House Speaker Nancy Pelosi and other Democrats on Sunday criticized Barrett's nomination as an ill-considered and hasty decision that will threaten health care rights and undercut voters so close to the Nov. 3 election. The Republican-controlled Senate plans a swift confirmation, with hearings set to begin Oct. 12.
“I think it's going to be really thrilling,” Trump said during a post-announcement interview with Fox News Channel that aired Sunday. "I hope it goes smoothly. Perhaps it will, perhaps it won't. I think it's going to be very hard to dispute her qualifications or anything about her.”
Pelosi on Sunday declined to do so, arguing that Trump was moving quickly to fill the vacancy before the court hears a challenge to the Affordable Care Act on Nov. 10. Pelosi helped ram the health care law through Congress in 2010.
“What I am concerned about is anyone that President Trump would have appointed was there to undo the Affordable Care Act,” she said on CNN's “State of the Union.”
Trump said he's been “very happy” with the two justices he already put on the high court, referring to Neil Gorsuch and Brett Kavanaugh as “outstanding people, outstanding men.”

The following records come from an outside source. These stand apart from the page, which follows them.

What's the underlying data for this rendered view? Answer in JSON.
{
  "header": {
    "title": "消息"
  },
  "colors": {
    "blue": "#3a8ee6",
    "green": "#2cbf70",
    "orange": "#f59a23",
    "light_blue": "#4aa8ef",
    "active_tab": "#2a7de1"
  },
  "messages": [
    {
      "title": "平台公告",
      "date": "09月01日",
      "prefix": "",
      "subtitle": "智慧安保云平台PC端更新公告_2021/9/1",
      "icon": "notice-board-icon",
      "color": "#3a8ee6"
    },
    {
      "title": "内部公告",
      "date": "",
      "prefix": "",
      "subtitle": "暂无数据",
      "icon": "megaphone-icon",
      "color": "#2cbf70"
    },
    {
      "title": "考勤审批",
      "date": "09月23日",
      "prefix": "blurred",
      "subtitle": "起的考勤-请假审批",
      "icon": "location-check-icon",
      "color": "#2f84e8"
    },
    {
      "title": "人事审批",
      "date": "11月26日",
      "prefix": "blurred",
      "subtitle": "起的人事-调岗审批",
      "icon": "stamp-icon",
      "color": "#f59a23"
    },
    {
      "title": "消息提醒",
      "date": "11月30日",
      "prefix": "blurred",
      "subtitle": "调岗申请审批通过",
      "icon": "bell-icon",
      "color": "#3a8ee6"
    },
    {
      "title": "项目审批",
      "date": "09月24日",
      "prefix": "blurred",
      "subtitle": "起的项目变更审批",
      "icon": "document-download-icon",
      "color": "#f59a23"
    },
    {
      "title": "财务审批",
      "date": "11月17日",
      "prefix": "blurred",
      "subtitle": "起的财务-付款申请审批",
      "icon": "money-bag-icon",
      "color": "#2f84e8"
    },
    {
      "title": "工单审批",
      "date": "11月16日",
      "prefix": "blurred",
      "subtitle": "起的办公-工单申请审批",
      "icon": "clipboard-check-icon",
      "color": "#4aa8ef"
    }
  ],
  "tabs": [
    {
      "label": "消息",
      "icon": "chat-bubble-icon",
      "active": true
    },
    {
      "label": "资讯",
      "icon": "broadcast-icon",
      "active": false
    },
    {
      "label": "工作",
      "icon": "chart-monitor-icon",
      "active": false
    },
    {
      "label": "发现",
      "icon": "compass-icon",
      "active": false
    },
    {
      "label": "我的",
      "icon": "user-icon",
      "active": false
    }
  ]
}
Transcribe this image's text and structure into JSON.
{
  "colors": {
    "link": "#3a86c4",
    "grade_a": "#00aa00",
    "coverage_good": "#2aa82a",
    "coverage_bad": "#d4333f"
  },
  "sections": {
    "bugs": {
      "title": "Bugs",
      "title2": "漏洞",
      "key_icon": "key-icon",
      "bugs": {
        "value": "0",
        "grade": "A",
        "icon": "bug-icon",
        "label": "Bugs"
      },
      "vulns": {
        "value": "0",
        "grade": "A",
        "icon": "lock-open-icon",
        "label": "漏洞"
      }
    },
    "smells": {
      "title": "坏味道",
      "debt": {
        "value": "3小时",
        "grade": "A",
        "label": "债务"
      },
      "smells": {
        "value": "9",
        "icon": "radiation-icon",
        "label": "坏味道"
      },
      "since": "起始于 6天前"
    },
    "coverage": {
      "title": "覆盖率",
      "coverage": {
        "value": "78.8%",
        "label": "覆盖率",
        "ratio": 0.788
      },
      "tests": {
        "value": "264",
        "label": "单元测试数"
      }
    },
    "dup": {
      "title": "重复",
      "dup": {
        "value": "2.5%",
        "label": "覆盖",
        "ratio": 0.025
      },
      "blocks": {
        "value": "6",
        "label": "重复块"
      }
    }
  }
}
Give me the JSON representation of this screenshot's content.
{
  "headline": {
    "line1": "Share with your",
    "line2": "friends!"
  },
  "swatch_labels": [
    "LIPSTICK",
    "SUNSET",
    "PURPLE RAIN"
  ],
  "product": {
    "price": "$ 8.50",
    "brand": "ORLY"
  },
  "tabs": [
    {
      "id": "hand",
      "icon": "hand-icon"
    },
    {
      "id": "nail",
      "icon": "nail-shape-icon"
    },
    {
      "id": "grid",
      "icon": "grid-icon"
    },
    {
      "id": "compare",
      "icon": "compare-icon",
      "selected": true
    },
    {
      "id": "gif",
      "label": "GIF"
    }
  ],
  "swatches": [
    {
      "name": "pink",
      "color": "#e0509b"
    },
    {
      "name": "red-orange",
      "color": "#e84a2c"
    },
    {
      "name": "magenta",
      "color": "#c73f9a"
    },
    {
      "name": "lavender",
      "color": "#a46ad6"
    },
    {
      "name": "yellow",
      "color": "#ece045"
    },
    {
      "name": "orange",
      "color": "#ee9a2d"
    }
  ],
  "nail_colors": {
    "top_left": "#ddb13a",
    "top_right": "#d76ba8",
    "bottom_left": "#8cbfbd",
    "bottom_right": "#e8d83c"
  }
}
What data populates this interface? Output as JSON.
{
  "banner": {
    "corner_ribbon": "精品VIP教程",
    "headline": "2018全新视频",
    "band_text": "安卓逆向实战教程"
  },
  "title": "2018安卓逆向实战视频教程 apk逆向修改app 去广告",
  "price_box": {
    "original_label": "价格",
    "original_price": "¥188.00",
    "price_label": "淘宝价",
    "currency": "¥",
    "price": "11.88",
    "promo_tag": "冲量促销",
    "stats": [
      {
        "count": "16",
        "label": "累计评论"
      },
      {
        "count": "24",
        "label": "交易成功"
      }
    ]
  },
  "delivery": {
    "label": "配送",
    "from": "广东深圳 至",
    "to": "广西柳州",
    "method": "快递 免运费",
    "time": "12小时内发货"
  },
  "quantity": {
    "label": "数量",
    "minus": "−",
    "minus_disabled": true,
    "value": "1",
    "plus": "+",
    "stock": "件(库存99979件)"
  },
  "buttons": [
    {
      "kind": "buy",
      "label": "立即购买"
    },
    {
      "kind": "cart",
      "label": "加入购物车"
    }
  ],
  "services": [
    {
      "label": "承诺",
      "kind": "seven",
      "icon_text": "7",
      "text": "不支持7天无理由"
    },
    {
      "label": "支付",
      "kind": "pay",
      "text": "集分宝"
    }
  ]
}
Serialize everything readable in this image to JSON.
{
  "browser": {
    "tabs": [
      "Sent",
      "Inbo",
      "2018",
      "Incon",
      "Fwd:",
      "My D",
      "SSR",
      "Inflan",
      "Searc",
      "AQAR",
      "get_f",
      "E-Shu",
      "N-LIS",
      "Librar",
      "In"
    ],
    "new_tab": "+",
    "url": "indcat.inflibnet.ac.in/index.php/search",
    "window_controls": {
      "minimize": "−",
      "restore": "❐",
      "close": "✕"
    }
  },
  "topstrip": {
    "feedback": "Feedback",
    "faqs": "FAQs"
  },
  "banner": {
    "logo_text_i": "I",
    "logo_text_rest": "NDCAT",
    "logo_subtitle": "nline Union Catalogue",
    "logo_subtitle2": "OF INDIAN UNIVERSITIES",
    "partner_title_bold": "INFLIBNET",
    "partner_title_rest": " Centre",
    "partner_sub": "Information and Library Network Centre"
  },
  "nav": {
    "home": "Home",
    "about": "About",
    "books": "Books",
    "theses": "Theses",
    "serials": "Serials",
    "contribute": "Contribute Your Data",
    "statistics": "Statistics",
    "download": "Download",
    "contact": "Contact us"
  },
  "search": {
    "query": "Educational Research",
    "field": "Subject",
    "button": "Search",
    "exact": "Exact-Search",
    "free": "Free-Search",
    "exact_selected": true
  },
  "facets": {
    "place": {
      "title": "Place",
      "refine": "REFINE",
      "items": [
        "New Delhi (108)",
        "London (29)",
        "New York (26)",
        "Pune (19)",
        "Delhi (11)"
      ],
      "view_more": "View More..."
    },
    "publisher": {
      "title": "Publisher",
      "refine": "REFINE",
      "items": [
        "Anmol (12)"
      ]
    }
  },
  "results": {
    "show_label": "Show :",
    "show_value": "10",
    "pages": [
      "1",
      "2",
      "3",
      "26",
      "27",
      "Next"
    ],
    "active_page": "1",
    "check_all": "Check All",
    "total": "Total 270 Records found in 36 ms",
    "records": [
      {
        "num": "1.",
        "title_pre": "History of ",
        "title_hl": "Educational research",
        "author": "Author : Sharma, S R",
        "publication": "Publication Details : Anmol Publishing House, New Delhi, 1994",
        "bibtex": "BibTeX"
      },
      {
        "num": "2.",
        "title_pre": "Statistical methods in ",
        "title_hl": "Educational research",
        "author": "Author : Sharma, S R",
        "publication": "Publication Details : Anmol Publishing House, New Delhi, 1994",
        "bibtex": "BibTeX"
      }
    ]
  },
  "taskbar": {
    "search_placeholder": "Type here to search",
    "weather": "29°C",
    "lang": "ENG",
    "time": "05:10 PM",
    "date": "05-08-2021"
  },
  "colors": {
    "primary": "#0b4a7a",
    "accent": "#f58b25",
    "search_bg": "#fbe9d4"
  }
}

The president said he had considered Barrett for an opening in 2018 before he ultimately settled on Kavanaugh, but explained that she “seemed like a natural fit” after Ginsburg's recent death.
“It was time for a woman,” Trump said of his third nominee to the nation's highest court. If confirmed, Barrett's addition would make for the sharpest ideological swing on the Supreme Court since Clarence Thomas replaced Justice Thurgood Marshall nearly three decades ago.
Senate Majority Leader Mitch McConnell has said the Senate will vote on Barrett's nomination, but has not yet committed to a timeline. Senate Judiciary Committee Chairman Lindsay Graham said confirmation hearings will begin October12.
With only two of the 53 Republican senators voicing opposition to a confirmation vote before the Nov. 3 election, Democrats appeared outnumbered — and without recourse to block the nomination.
“The Senate will confirm her next month,” declared Senator Tom Cotton, R-Arkansas, on CNN.
Other Republican senators say a post-election confirmation vote is also possible. The GOP will continue to control the Senate in the lame-duck period between the election and inauguration.
“This needs to take all the time it needs to take, but it doesn’t need to take more time than it needs to take,” said Senator Roy Blunt of Missouri, a member of the GOP Senate leadership, said on NBC's “Meet the Press."
“If for some reason it’s not done, we’ll do it after Election Day," Blunt added. "But I think we’re likely to get this done sometime in the month of October.”
Asked about potential House manoeuvres to stall the nomination, such as impeaching Attorney General William Barr, Pelosi demurred and stressed that Americans should “vote, vote, vote” to put Democrats in charge of the White House, House and Senate starting in 2021.
She said Republican senators will pay a price if the high court overturns the Affordable Care Act, stripping coverage from people with preexisting medical conditions.
Barrett has been critical of Chief Justice John Roberts’ 2012 opinion upholding the law. Ginsburg was one of five votes that saved the law on two prior court challenges.
Pelosi declined to say whether Barrett is qualified for the Supreme Court. The Senate has the sole responsibility to “advise and consent” on presidential nominations. She focused her critique on ongoing efforts by Republicans to overturn the health care law.
Pelosi, a practising Catholic like Barrett, sidestepped any focus on Barrett’s conservative religious outlook, which California Sen. Dianne Feinstein, a Democrat, brought up in Barrett’s Senate hearings when Trump nominated her for the appellate bench.
“It doesn’t matter what her faith is and what religion she believes in,” Pelosi said. “What matters is does she believe in the Constitution of the United States? Does she believe in the precedent on the Supreme Court that has upheld the Affordable Care Act.”